Why MLB couldn't have chosen literally any night of the offseason other than election night to announce its Gold Glove winners is a mystery, but two former Phillies won the award Tuesday night.
Indians second baseman Cesar Hernandez and Mariners shortstop J.P. Crawford won at their respective positions in the American League. It was the first Gold Glove for either player.
Hernandez, who had more than 3,000 plate appearances over seven seasons with the Phillies, was non-tendered by the team last December and signed a one-year, $6.25 million contract with Cleveland. (Maikel Franco was also non-tendered and signed a one-year deal with Kansas City.)
Aside from winning the Gold Glove, Hernandez hit .283 with a .355 on-base percentage and led the American League with 20 doubles.
Hernandez led AL second basemen in innings and finished second among all MLB second basemen with +6 Defensive Runs Saved, behind Kansas City's Nicky Lopez with +8.
Crawford also finished second at his position in the AL with +6 DRS, to Carlos Correa with +8.
For perspective, Phillies shortstop Didi Gregorius was worth -2 DRS this season. Jean Segura was +3 at second base and Scott Kingery was -5. These defensive metrics are not the be-all, end-all and they're far from perfect but they are used more now than ever when awarding Gold Gloves.
The Phillies were unable for years to draw meaningful trade interest in Hernandez.

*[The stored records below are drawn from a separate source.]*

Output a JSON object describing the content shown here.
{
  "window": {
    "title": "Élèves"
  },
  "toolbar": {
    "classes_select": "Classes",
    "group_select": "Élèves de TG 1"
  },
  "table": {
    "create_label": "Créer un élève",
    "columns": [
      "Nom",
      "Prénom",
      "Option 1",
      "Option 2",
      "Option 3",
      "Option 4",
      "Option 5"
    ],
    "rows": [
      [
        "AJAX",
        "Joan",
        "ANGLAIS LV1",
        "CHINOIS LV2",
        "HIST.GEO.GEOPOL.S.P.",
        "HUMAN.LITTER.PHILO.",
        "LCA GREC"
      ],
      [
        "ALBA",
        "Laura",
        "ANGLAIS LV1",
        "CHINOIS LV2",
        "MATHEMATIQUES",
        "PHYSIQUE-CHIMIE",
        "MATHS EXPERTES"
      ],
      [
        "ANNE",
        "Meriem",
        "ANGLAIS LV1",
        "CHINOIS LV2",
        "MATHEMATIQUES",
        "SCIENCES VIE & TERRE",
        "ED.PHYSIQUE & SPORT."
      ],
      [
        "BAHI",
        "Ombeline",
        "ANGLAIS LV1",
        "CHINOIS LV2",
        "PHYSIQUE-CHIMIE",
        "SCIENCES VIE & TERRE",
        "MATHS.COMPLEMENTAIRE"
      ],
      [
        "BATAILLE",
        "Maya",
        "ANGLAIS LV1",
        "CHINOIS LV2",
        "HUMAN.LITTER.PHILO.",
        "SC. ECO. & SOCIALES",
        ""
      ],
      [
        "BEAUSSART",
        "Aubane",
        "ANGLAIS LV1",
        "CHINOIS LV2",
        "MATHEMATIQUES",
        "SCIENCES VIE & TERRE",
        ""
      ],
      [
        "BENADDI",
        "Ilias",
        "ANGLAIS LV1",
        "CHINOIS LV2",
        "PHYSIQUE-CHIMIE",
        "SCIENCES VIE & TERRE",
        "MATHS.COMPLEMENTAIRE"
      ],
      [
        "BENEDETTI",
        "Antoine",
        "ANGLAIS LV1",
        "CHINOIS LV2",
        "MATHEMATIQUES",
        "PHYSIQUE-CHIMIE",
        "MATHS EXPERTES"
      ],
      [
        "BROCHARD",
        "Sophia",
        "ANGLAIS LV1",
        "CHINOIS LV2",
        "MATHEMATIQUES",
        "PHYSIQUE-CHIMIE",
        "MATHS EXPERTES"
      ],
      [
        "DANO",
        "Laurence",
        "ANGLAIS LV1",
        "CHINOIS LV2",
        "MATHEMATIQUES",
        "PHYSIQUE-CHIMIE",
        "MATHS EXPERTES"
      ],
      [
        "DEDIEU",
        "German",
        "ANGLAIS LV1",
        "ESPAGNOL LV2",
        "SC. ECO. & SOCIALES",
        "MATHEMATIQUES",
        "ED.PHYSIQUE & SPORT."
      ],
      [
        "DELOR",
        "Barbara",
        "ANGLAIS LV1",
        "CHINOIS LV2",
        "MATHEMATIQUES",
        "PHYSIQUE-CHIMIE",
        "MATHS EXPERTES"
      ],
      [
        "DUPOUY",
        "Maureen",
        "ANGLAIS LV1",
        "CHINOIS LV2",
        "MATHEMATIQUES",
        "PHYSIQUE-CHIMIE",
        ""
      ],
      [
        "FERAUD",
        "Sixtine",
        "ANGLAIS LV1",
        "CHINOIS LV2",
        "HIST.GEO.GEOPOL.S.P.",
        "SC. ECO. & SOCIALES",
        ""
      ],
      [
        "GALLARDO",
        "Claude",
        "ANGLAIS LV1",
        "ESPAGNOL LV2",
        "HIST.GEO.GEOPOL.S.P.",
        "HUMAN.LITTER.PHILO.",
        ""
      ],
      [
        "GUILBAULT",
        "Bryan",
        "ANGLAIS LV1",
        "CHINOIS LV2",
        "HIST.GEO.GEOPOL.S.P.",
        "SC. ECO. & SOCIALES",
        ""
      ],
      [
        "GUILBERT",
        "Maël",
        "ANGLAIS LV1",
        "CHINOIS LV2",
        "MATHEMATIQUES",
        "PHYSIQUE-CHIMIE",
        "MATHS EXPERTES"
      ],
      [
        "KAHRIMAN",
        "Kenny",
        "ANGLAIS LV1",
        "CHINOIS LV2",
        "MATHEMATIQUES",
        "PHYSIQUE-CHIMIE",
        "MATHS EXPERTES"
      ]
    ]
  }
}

They could have dealt him, just not for a return that matched up. They eventually had to let him walk for nothing last offseason. There would not have been room in the infield for him here anyway this summer with Segura, Gregorius, Kingery and Alec Bohm.
Crawford's glovework has progressed in Seattle. He had flashes of defensive brilliance here and in the minors but was also inconsistent. He has not made much progress offensively. He's a .231 career hitter with an OPS 13% below the league average, and his on-base percentage as a Mariner is actually 11 points lower than it was as a Phillie.
The 2020 Phillies had no Gold Glove finalists, not even catcher J.T. Realmuto, who has the reputation as the best catcher in baseball. The three NL nominees behind the plate were the Cubs' Willson Contreras, Cincinnati's Tucker Barnhart and Pittsburgh's Jacob Stallings. Barnhart won the award.